Learning Multi-Stage Tasks with One Demonstration via Self-Replay

Norman Di Palo and Edward Johns

Published at CoRL 2021

Abstract

Video

In this work, we introduce a novel method to learn everyday-like multi-stage tasks from a single human demonstration, without requiring any prior object knowledge. Inspired by the recent Coarse-to-Fine Imitation Learning, we model imitation learning as a learned object reaching phase followed by an open-loop replay of the operator's actions. We build upon this for multi-stage tasks where, following the human demonstration, the robot can autonomously collect image data for the entire multi-stage task, by reaching the next object in the sequence and then replaying the demonstration, repeating in a loop for all stages of the task. We evaluate with real-world experiments on a set of everyday multi-stage tasks, which we show that our method can solve from a single demonstration.

4-Minute Summary

Motivation

Imitation Learning should minimise the amount of human effort needed to teach a task. Modern methods often need substantial effort from the human operator in a form or another. Behavioural cloning requires tens or hundreds of demonstrations. Reinforcement Learning, while able to learn to solve tasks guided by a reward function, needs thousands of episodes and environment resets from the operator. Meta Learning methods, able to adapt in one-shot at test time, still require substantial meta-training beforehand. Engineering ad-hoc solutions is also time expensive, and requires prior knowledge of the objects at hand.

We introduce Self-Replay, a method that can solve everyday-like multi-stage tasks with one demonstration from scratch. Without the need of any prior knowledge, our method allows a human operator to teach a task spending only a minute manually controlling the robot.

Coarse-to-Fine Imitation Learning

Our method extends the Coarse-to-Fine Imitation Learning framework. Coarse-to-Fine Imitation Learning shifts the Imitation Learning paradigm from learning the full policy to learning to align the end-effector to the bottleneck pose. The bottleneck pose is the relative pose between the robot and the object at the beginning of the demonstration. If the robot can accurately align itself to that pose in novel configurations of the environment, then repeating the demonstration's actions is enough to solve the task. We suggest to read the 5-minute summary of this method here.

Tackling Multi-Stage Tasks

We extend that method to tackle multi-stage tasks, therefore enabling it to solve a wide variety of everyday tasks. We decompose each task in a series of stages, and each stage is composed of a reaching, or coarse phase, and an interaction, or fine phase.
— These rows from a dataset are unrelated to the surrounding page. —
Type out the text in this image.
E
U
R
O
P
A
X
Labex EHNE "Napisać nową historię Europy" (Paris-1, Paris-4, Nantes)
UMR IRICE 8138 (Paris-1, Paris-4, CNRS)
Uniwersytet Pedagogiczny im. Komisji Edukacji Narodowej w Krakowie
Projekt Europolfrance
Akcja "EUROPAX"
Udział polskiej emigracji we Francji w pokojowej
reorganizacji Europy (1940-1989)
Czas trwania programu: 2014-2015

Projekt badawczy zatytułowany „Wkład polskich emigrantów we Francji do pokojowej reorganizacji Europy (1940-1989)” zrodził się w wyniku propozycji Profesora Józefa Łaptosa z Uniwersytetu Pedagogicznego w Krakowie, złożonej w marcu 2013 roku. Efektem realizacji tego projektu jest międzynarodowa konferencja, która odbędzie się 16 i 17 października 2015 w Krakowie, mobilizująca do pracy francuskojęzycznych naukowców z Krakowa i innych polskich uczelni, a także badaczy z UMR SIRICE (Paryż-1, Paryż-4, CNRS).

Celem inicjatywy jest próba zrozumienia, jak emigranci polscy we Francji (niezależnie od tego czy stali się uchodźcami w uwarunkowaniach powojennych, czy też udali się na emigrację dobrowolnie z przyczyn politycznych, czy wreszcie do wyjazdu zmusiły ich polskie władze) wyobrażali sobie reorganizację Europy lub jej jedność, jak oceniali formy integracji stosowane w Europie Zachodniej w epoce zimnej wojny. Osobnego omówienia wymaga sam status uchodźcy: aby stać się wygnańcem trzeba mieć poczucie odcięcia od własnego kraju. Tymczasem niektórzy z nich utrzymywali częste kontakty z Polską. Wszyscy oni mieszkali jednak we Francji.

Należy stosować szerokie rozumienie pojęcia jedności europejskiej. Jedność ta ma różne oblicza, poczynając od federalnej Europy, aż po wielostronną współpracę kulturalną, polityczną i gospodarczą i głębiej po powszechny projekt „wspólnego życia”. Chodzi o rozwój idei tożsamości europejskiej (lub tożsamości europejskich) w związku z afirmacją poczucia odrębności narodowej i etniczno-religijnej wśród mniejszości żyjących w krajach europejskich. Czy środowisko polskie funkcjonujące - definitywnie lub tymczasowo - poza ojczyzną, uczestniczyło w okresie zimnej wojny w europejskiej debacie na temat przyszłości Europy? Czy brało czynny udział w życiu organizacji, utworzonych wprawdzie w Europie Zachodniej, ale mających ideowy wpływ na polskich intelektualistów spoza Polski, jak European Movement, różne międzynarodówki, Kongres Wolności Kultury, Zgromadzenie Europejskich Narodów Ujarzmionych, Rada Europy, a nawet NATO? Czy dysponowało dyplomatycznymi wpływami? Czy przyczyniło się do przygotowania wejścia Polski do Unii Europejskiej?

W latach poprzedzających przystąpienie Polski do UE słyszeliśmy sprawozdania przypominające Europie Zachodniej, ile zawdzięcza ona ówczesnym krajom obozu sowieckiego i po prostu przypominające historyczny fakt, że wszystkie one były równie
The human operator provides a single demonstration: for each stage, they move the end-effector to the bottleneck pose (arbitrarily selected by the operator), and then move the end-effector to manipulate the object. This two-step procedure is then repeated for each stage until the task is solved.

The goal of the robot therefore becomes to learn to reach the bottleneck pose of each stage.

(Example in the GIFs below, of the human manually controlling the robot. Top row, left: reaching the first bottleneck pose; right: interacting with the object. Bottom row, same pattern for the second stage.)

Self-Replay

Once the robot has received the demonstration, the human operator needs to reset the environment just once. After this step, all the data collection procedure is autonomous and self-supervised. The algorithm stores the bottleneck pose for each stage of the demonstration, and then the actions executed during the fine, interaction phase.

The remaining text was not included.